Mit „Fake News” suchte diese zur Deeskalation beizutragen. Iranische Staatsmedien verkündeten, dass bei den Vergeltungsschlägen 80 „amerikanische Terroristen” getötet wurden. Der Oberste Führer des Landes Ajatollah Chameini nannte den Angriff eine „vernichtende Antwort.” Ergänzend wirkte, dass sich amerikanische Verbündete in der Region, die Golfstaaten und Saudi-Arabien, mit feindseliger Rhetorik gegenüber dem Iran in den vergangenen Tagen zurück hielten. Das machte es für die iranische Seite leichter, ihr Gesicht zu wahren. Eine gewisse abschreckende Wirkung auf die Amerikaner hatte der Luftangriff dennoch: Er offenbarte, dass iranische Raketen viel treffsicherer sind, als bisweilen angenommen wird. Das aber wird im Ernstfall insbesondere für amerikanische Flugzeugträger im Persischen Golf operative Implikationen haben. Militärisch würde Teheran trotzdem jeden klassischen Krieg verlieren.
- Zweitens: Die Republikaner schalten jetzt schon Wahlkampfspots auf sozialen Medien, die Trump als „Terroristenkiller” und ultimativen Garanten der nationalen Sicherheit der USA preisen. Die Eliminierung Soleimanis wird in Kommentaren mit der Tötung des Chefs des IS Abu Bakr al-Baghdadi gleichgesetzt. Trump darf den starken Mann markieren. Unter Republikanern genießt er durch die Ausschaltung Soleimanis bereits jetzt verstärkten Zuspruch, und die gezielte Tötung wird auch dazu beitragen, seine Unterstützer für den Wahlkampf zu mobilisieren. Laut politikwissenschaftlichen Studien, kann man jedoch nicht von einem „Burgfrieden” ausgehen, das ganze Land im Kriegsfall hinter Trump vereint. Das passiert, laut einer Studie aus dem Jahr 2008 nur in Fällen wo es parteiübergreifende Unterstützung für einen militärischen Einsatz durch die politische Elite gibt. Die Demokraten und die Mehrheit des Landes, lehnen einen Krieg gegen den Iran aber nach wie vor ab.

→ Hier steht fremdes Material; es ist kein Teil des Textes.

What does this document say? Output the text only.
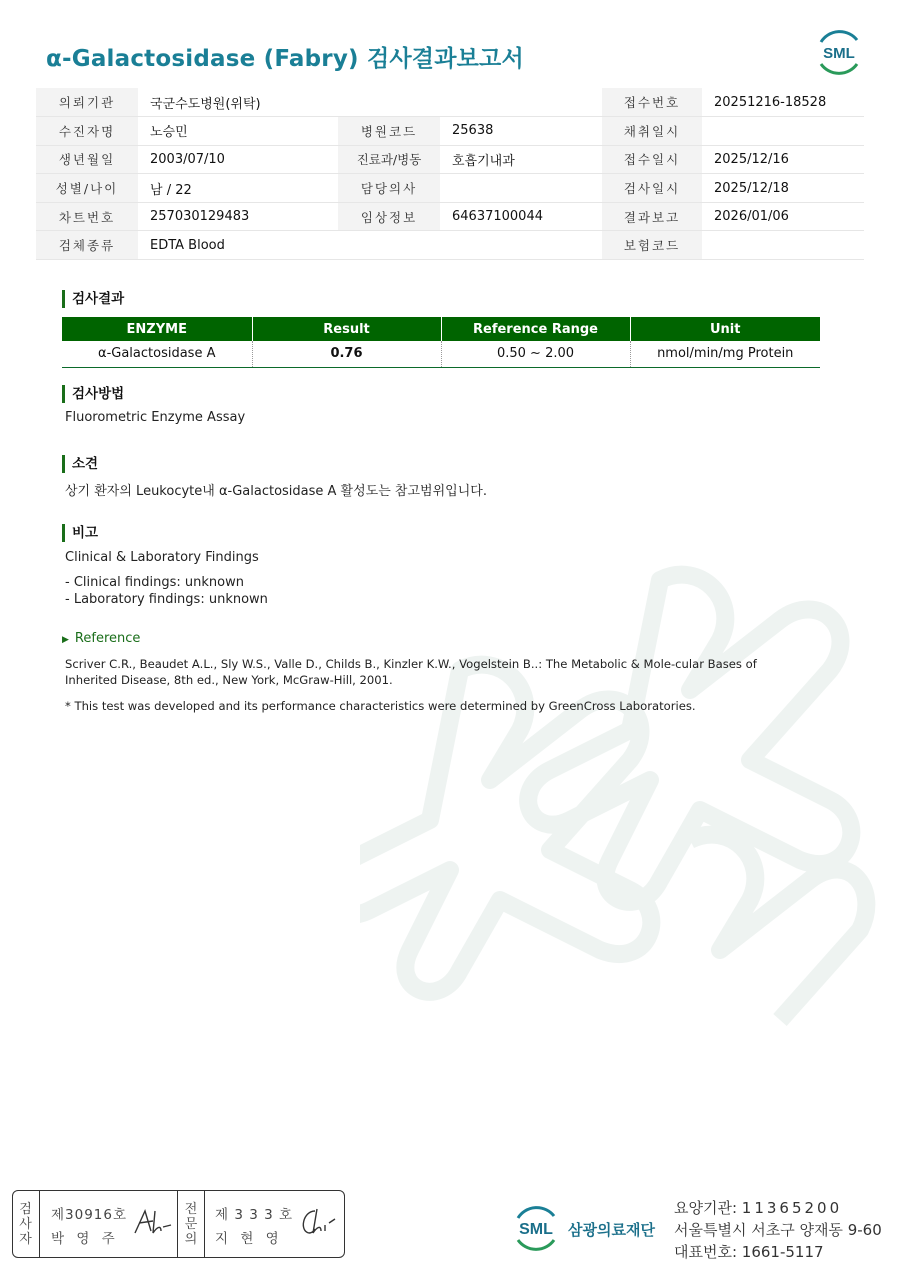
α-Galactosidase (Fabry) 검사결과보고서	SML
의뢰기관	국군수도병원(위탁)			접수번호	20251216-18528
수진자명	노승민	병원코드	25638	채취일시	
생년월일	2003/07/10	진료과/병동	호흡기내과	접수일시	2025/12/16
성별/나이	남 / 22	담당의사		검사일시	2025/12/18
차트번호	257030129483	임상정보	64637100044	결과보고	2026/01/06
검체종류	EDTA Blood			보험코드	
검사결과
ENZYME	Result	Reference Range	Unit
α-Galactosidase A	0.76	0.50 ~ 2.00	nmol/min/mg Protein
검사방법
Fluorometric Enzyme Assay
소견
상기 환자의 Leukocyte내 α-Galactosidase A 활성도는 참고범위입니다.
비고
Clinical & Laboratory Findings
- Clinical findings: unknown
- Laboratory findings: unknown
▶ Reference
Scriver C.R., Beaudet A.L., Sly W.S., Valle D., Childs B., Kinzler K.W., Vogelstein B..: The Metabolic & Mole-cular Bases of Inherited Disease, 8th ed., New York, McGraw-Hill, 2001.
* This test was developed and its performance characteristics were determined by GreenCross Laboratories.
검
사
자
제30916호
박 영 주
전
문
의
제 3 3 3 호
지 현 영
SML 삼광의료재단
요양기관: 11365200
서울특별시 서초구 양재동 9-60
대표번호: 1661-5117
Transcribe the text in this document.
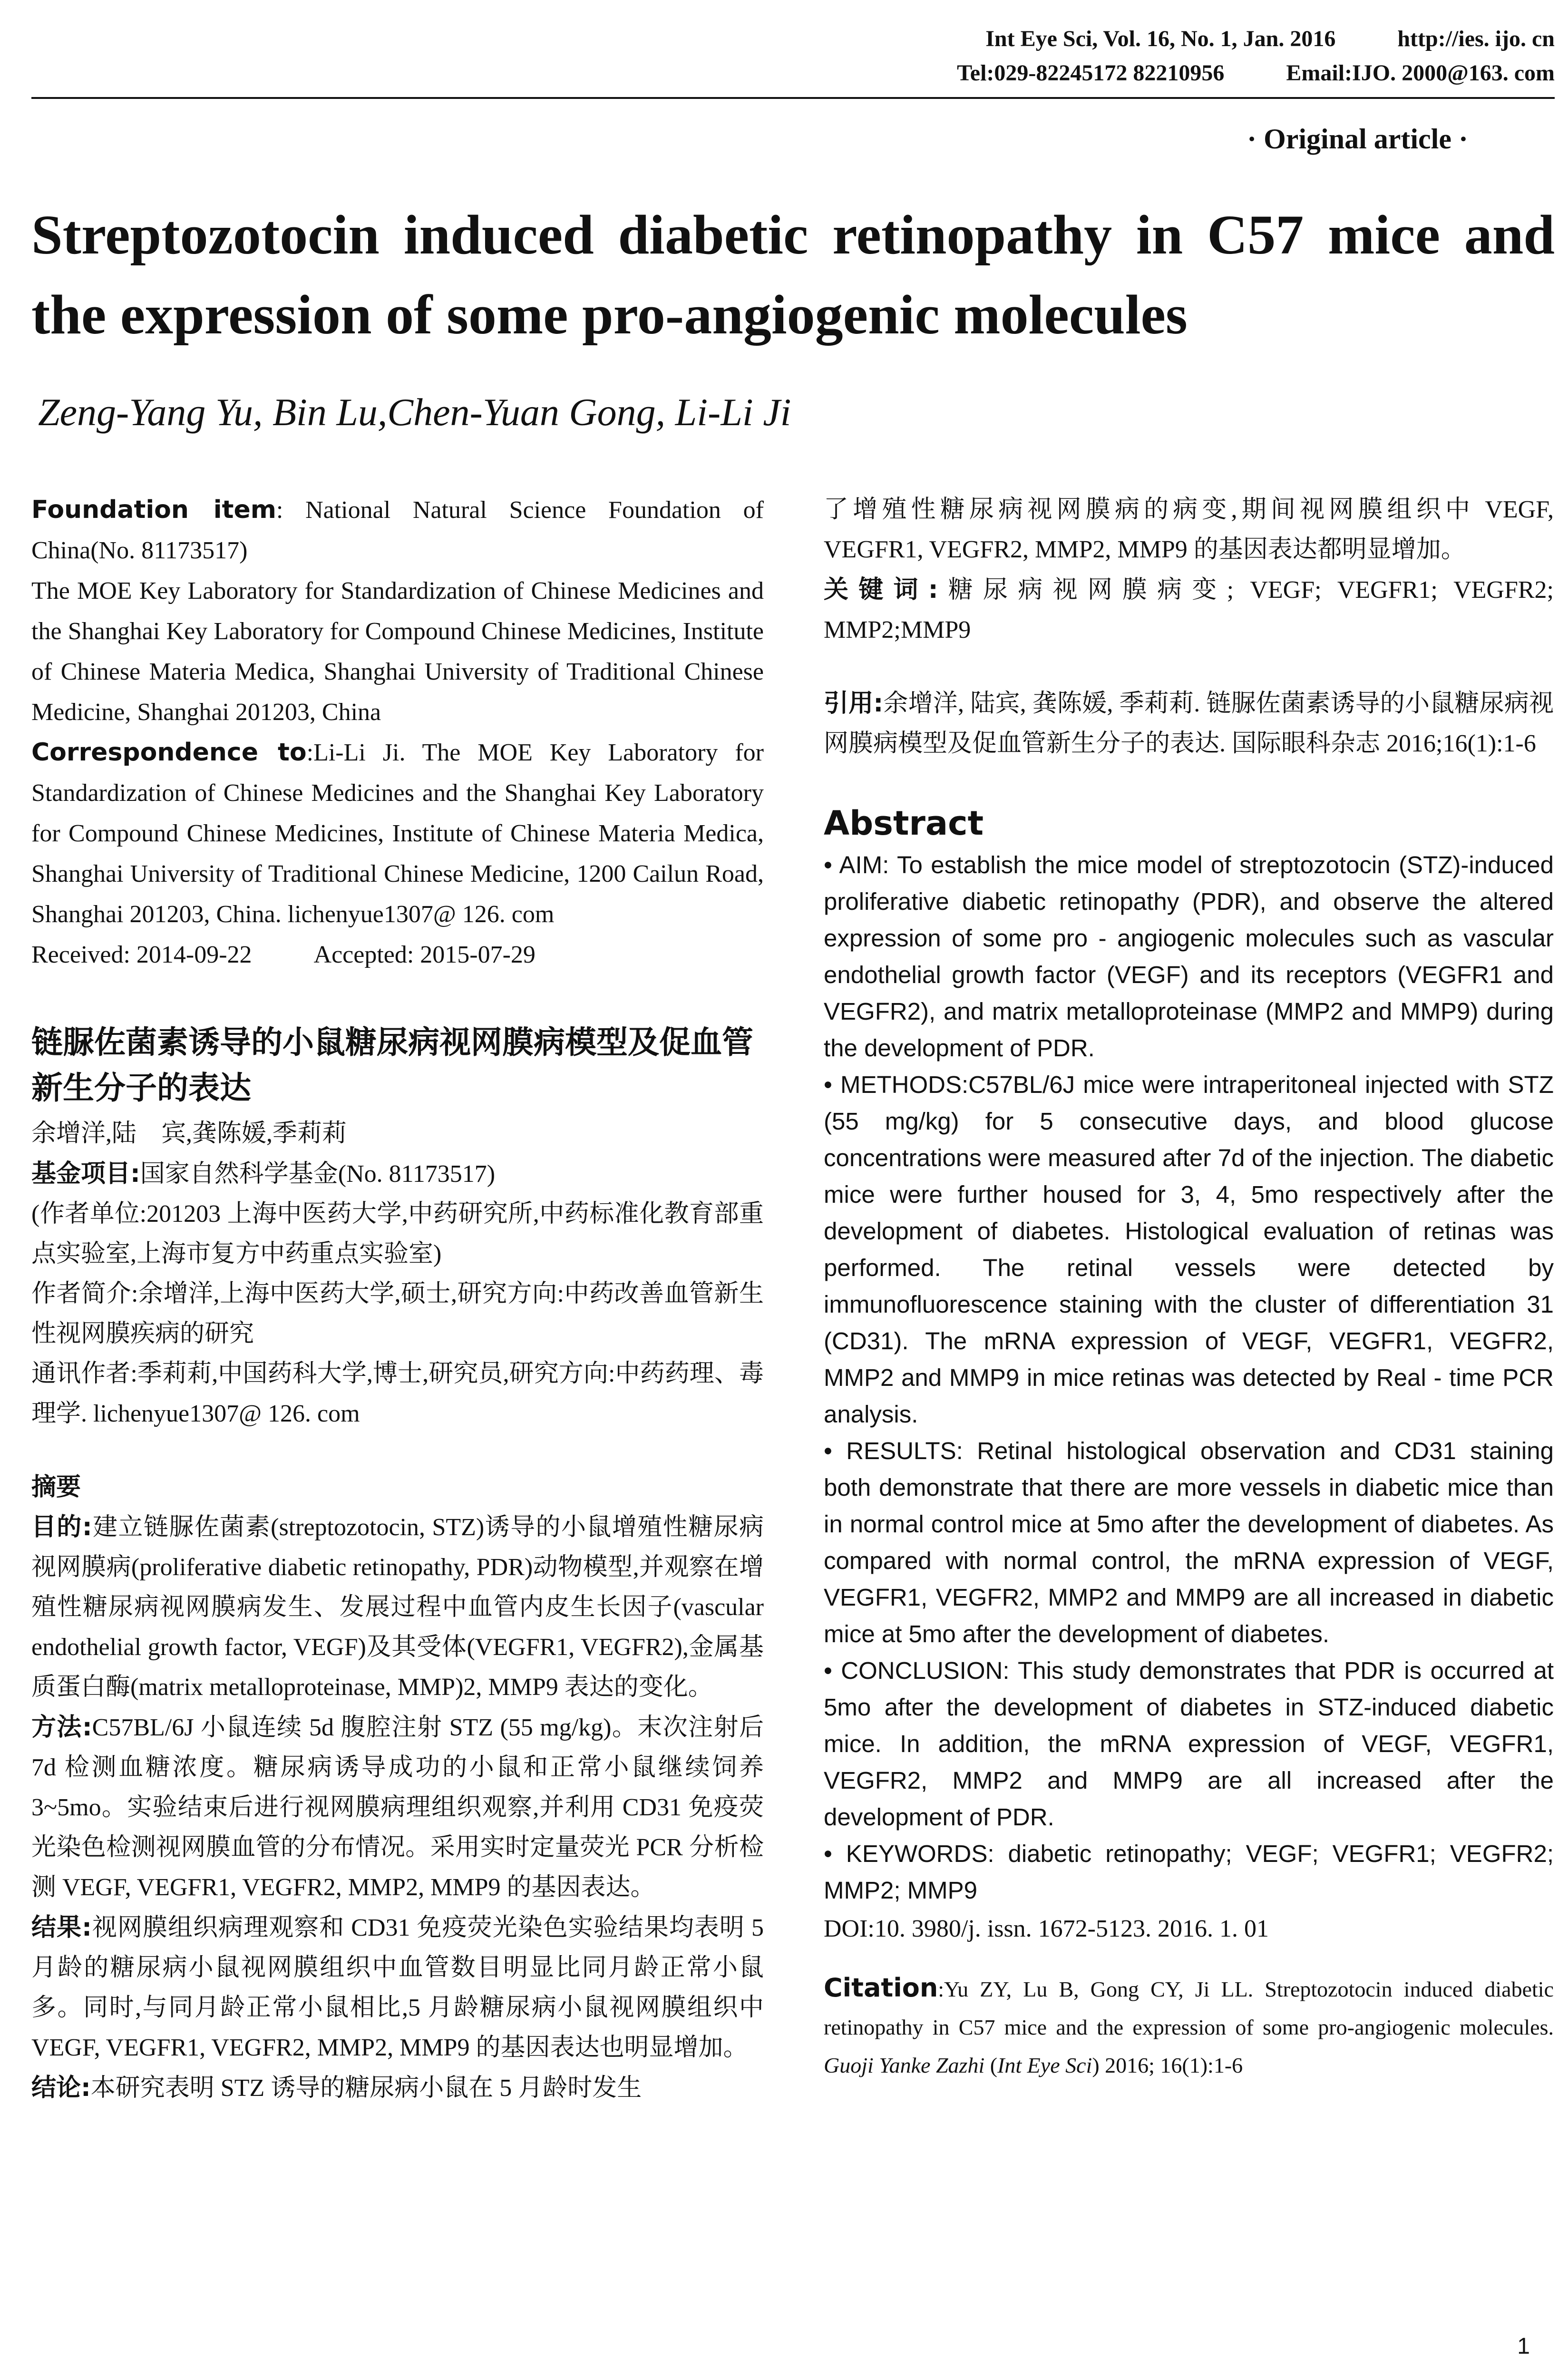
Int Eye Sci, Vol. 16, No. 1, Jan. 2016	http://ies. ijo. cn
Tel:029-82245172 82210956	Email:IJO. 2000@163. com
· Original article ·
Streptozotocin induced diabetic retinopathy in C57 mice and the expression of some pro-angiogenic molecules
Zeng-Yang Yu, Bin Lu,Chen-Yuan Gong, Li-Li Ji

Foundation item: National Natural Science Foundation of China(No. 81173517)

The MOE Key Laboratory for Standardization of Chinese Medicines and the Shanghai Key Laboratory for Compound Chinese Medicines, Institute of Chinese Materia Medica, Shanghai University of Traditional Chinese Medicine, Shanghai 201203, China

Correspondence to:Li-Li Ji. The MOE Key Laboratory for Standardization of Chinese Medicines and the Shanghai Key Laboratory for Compound Chinese Medicines, Institute of Chinese Materia Medica, Shanghai University of Traditional Chinese Medicine, 1200 Cailun Road, Shanghai 201203, China. lichenyue1307@ 126. com

Received: 2014-09-22	Accepted: 2015-07-29

链脲佐菌素诱导的小鼠糖尿病视网膜病模型及促血管新生分子的表达

余增洋,陆　宾,龚陈媛,季莉莉

基金项目:国家自然科学基金(No. 81173517)

(作者单位:201203 上海中医药大学,中药研究所,中药标准化教育部重点实验室,上海市复方中药重点实验室)

作者简介:余增洋,上海中医药大学,硕士,研究方向:中药改善血管新生性视网膜疾病的研究

通讯作者:季莉莉,中国药科大学,博士,研究员,研究方向:中药药理、毒理学. lichenyue1307@ 126. com

摘要

目的:建立链脲佐菌素(streptozotocin, STZ)诱导的小鼠增殖性糖尿病视网膜病(proliferative diabetic retinopathy, PDR)动物模型,并观察在增殖性糖尿病视网膜病发生、发展过程中血管内皮生长因子(vascular endothelial growth factor, VEGF)及其受体(VEGFR1, VEGFR2),金属基质蛋白酶(matrix metalloproteinase, MMP)2, MMP9 表达的变化。

方法:C57BL/6J 小鼠连续 5d 腹腔注射 STZ (55 mg/kg)。末次注射后 7d 检测血糖浓度。糖尿病诱导成功的小鼠和正常小鼠继续饲养 3~5mo。实验结束后进行视网膜病理组织观察,并利用 CD31 免疫荧光染色检测视网膜血管的分布情况。采用实时定量荧光 PCR 分析检测 VEGF, VEGFR1, VEGFR2, MMP2, MMP9 的基因表达。

结果:视网膜组织病理观察和 CD31 免疫荧光染色实验结果均表明 5 月龄的糖尿病小鼠视网膜组织中血管数目明显比同月龄正常小鼠多。同时,与同月龄正常小鼠相比,5 月龄糖尿病小鼠视网膜组织中 VEGF, VEGFR1, VEGFR2, MMP2, MMP9 的基因表达也明显增加。

结论:本研究表明 STZ 诱导的糖尿病小鼠在 5 月龄时发生

了增殖性糖尿病视网膜病的病变,期间视网膜组织中 VEGF, VEGFR1, VEGFR2, MMP2, MMP9 的基因表达都明显增加。

关键词:糖尿病视网膜病变; VEGF; VEGFR1; VEGFR2; MMP2;MMP9

引用:余增洋, 陆宾, 龚陈媛, 季莉莉. 链脲佐菌素诱导的小鼠糖尿病视网膜病模型及促血管新生分子的表达. 国际眼科杂志 2016;16(1):1-6

Abstract

• AIM: To establish the mice model of streptozotocin (STZ)-induced proliferative diabetic retinopathy (PDR), and observe the altered expression of some pro - angiogenic molecules such as vascular endothelial growth factor (VEGF) and its receptors (VEGFR1 and VEGFR2), and matrix metalloproteinase (MMP2 and MMP9) during the development of PDR.

• METHODS:C57BL/6J mice were intraperitoneal injected with STZ (55 mg/kg) for 5 consecutive days, and blood glucose concentrations were measured after 7d of the injection. The diabetic mice were further housed for 3, 4, 5mo respectively after the development of diabetes. Histological evaluation of retinas was performed. The retinal vessels were detected by immunofluorescence staining with the cluster of differentiation 31 (CD31). The mRNA expression of VEGF, VEGFR1, VEGFR2, MMP2 and MMP9 in mice retinas was detected by Real - time PCR analysis.

• RESULTS: Retinal histological observation and CD31 staining both demonstrate that there are more vessels in diabetic mice than in normal control mice at 5mo after the development of diabetes. As compared with normal control, the mRNA expression of VEGF, VEGFR1, VEGFR2, MMP2 and MMP9 are all increased in diabetic mice at 5mo after the development of diabetes.

• CONCLUSION: This study demonstrates that PDR is occurred at 5mo after the development of diabetes in STZ-induced diabetic mice. In addition, the mRNA expression of VEGF, VEGFR1, VEGFR2, MMP2 and MMP9 are all increased after the development of PDR.

• KEYWORDS: diabetic retinopathy; VEGF; VEGFR1; VEGFR2; MMP2; MMP9

DOI:10. 3980/j. issn. 1672-5123. 2016. 1. 01

Citation:Yu ZY, Lu B, Gong CY, Ji LL. Streptozotocin induced diabetic retinopathy in C57 mice and the expression of some pro-angiogenic molecules. Guoji Yanke Zazhi (Int Eye Sci) 2016; 16(1):1-6

1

- Drittens: Die Feindseligkeiten zwischen dem Iran und den USA werden nach wie vor anhalten. Trump hat durch seine Aktion nichts zur Entspannung des Konflikts beigetragen, den er selbst durch den Ausstieg aus dem Wiener Atomabkommen 2018 entfachte. Der Iran könnte schon in den nächsten fünf Monaten genug Uranium für den Bau einer Atombombe anreichern. Aufgrund der Demütigung, die der Führung in Teheran mit Soleimanis Tötung zugefügt wurde, scheinen Verhandlungen hierüber im Moment ausgeschlossen. Der US-Angriff auf den iranischen General auf irakischen Territorium kann dazu führen, dass der Irak verstärkt darauf drängen wird, dass die USA ihre Truppen aus dem Land abziehen. Das wäre ein militärischer und politischer Sieg für Teheran. Trumps Hauptaugenmerk wird dennoch darauf liegen, bis November 2020 jeden offenen militärischen Konflikt mit dem Iran zu vermeiden.
Das Verhalten des Präsidenten erinnert an einen seiner Vorgänger, an Richard Nixon, der in den 1970er Jahren seine so genannte „Mad Man” (verrückter Mann)-Theorie in die Tat umzusetzen suchte. Diese lautet, kurz gerafft, so: Wenn man von der politischen Führung eines gegnerischen Landes für verrückt gehalten wird, ist es leichter, dem Feind den eigenen Willen aufzuzwingen. Denn der Gegner vermag nicht abzuschätzen, zu welcher Eskalation man bereit ist. Die Theorie funktionierte für Nixon während des Vietnamkrieges nicht. Trump scheint bis dato mehr Erfolg damit zu haben.